3. SoundHound AI (Ticker: SOUN)
Potential Drop: ~80% (Current price: $30; Analyst target: $6)

Why It Soared
SoundHound offers voice-AI for cars, speakers, and apps. Its public debut via SPAC drew a flurry of retail buyers, pushing the stock above $30.

What Analysts Warn
• Goldman Sachs notes that consumer voice tech is crowded. Giants like Apple and Google also chase this market.
• SoundHound still posts steep losses. Rising server and licensing fees eat into whatever slim profits it might chase.
• An $6 price target reflects an 80% plunge from current levels.

Bottom Line
Voice AI has promise, but SoundHound faces heavy competition and high burn rates. If quarterly results disappoint, retail traders could head for the exits fast.

3-Question FAQ

Q1: Why might these AI stocks collapse so dramatically?
High valuations, slowing growth, hefty R&D expenses, and rising competition all leave them exposed. When sentiment shifts, their stretched price multiples could trigger big falls.
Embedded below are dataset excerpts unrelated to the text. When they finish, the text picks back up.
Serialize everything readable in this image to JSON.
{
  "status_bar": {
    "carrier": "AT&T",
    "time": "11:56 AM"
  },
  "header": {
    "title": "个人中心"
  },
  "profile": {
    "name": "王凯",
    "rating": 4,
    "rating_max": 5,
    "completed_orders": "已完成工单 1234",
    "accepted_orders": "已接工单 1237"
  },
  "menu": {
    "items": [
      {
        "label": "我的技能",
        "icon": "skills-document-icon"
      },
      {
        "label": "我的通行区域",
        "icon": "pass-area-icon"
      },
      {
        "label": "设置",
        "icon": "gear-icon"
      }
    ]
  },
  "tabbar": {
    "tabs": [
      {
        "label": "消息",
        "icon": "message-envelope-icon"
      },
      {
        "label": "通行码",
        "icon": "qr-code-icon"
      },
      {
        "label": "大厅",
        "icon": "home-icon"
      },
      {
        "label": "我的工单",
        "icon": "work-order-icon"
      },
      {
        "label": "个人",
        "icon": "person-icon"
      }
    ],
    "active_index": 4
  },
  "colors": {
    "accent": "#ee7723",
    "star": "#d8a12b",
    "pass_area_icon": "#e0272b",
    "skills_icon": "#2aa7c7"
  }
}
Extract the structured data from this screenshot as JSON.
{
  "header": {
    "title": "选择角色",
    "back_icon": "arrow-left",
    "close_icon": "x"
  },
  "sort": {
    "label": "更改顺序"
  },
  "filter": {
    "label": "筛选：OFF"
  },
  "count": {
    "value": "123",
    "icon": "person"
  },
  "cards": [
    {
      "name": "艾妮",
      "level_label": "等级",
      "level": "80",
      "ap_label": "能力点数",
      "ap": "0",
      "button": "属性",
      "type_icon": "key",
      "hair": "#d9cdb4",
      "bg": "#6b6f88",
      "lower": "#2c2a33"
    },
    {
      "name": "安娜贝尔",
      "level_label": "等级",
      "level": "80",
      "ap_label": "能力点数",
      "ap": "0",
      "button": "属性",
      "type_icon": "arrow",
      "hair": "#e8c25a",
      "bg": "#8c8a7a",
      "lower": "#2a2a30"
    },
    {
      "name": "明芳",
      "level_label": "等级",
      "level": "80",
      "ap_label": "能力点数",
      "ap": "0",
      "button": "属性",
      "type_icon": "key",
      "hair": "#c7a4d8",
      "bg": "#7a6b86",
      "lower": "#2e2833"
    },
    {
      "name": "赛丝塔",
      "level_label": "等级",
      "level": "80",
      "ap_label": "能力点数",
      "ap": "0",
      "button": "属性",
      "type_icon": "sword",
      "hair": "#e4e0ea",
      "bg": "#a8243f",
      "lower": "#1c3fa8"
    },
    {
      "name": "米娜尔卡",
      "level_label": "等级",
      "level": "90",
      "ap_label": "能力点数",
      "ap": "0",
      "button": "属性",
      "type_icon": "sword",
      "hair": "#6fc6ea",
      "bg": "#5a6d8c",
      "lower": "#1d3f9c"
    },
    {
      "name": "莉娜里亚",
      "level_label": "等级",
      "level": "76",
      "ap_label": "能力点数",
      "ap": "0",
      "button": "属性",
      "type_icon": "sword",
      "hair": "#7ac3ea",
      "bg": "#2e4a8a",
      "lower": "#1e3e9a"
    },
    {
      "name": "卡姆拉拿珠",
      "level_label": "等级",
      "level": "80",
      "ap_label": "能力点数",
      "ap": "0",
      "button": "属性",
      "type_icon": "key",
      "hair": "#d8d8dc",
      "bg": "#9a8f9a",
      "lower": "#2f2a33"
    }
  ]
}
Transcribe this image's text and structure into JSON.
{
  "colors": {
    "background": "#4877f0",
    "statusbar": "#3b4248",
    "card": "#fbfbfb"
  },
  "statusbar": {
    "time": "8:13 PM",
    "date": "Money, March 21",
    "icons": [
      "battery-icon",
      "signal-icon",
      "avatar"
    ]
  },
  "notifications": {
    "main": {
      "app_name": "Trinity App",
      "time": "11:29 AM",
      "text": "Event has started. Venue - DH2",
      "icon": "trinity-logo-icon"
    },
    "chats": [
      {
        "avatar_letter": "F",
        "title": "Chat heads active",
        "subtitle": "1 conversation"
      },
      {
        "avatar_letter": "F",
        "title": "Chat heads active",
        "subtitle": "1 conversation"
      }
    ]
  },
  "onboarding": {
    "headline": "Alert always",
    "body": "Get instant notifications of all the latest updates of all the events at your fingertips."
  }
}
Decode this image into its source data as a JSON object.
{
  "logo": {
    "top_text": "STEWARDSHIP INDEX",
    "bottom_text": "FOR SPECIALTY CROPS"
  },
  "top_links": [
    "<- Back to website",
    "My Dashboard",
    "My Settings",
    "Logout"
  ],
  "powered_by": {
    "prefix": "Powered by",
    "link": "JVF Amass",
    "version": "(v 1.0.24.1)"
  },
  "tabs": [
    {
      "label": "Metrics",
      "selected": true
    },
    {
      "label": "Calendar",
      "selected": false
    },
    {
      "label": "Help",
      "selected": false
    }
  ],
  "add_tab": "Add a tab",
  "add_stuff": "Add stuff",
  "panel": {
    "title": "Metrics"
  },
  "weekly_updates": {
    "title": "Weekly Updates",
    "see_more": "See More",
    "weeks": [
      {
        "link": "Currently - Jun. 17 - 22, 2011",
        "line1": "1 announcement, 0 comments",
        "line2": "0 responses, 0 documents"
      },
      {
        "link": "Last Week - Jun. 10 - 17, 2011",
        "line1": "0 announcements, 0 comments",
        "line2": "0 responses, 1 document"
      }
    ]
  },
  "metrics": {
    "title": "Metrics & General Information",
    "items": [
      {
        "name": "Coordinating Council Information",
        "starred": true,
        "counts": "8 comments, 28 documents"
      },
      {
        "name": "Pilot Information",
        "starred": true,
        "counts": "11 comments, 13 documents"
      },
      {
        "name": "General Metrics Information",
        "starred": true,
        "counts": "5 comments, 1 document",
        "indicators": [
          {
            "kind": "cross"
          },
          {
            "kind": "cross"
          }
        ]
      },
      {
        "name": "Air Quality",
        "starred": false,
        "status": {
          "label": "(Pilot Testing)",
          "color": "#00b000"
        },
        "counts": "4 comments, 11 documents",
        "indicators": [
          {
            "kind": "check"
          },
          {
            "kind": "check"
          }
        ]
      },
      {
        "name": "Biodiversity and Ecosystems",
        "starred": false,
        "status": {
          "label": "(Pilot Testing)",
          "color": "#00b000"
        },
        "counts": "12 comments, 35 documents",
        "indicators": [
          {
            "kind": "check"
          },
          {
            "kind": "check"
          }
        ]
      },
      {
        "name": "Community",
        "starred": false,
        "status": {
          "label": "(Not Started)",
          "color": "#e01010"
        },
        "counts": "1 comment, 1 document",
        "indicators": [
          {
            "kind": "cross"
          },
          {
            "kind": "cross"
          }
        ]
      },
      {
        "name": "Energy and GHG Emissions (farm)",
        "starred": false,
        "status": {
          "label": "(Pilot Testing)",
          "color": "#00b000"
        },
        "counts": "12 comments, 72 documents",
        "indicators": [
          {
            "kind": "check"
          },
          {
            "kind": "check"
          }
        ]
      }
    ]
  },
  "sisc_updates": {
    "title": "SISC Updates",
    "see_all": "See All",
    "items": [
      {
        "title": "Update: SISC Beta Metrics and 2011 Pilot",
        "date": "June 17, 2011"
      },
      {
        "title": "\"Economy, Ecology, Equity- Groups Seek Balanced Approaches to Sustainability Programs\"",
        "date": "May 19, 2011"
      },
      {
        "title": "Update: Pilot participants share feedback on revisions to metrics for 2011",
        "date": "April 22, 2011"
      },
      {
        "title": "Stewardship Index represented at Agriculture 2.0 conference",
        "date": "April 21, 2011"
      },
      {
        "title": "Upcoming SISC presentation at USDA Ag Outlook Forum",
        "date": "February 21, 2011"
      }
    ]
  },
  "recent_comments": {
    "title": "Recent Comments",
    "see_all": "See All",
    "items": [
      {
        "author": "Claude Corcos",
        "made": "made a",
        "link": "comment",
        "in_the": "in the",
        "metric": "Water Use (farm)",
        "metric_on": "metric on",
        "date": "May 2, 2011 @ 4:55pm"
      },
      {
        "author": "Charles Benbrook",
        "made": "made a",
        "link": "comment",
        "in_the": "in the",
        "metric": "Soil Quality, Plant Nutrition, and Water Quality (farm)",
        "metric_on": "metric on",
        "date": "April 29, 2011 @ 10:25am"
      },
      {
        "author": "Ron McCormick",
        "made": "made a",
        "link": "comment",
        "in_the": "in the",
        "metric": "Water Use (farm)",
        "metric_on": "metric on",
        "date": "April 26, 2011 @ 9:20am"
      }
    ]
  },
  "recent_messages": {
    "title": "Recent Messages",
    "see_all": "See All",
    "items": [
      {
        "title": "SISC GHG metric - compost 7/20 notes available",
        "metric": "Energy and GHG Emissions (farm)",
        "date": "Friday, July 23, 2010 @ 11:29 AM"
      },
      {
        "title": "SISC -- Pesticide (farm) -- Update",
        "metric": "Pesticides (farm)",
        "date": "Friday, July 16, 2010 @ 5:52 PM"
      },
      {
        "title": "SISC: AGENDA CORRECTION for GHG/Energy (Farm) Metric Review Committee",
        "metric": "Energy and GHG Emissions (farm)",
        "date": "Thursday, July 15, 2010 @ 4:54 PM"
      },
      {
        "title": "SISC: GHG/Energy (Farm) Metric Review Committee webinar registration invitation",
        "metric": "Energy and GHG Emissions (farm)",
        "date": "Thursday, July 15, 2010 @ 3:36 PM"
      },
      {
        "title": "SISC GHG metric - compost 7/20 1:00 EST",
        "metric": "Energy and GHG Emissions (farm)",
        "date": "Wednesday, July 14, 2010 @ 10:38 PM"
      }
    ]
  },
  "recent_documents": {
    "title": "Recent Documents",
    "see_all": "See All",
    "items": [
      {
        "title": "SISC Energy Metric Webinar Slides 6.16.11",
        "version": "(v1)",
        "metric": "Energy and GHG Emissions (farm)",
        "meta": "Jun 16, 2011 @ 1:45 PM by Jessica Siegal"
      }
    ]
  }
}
Q2: Should I sell now to avoid losses?
Only you can answer that. Check your goals, risk tolerance, and time horizon. If you’re uneasy about steep corrections, consider trimming positions or setting stop-loss orders.

Q3: Are there safer AI plays to consider?
Yes. Look at large-cap names like Microsoft or Nvidia, which mix AI exposure with diversified businesses and strong cash flows. They tend to weather market swings better.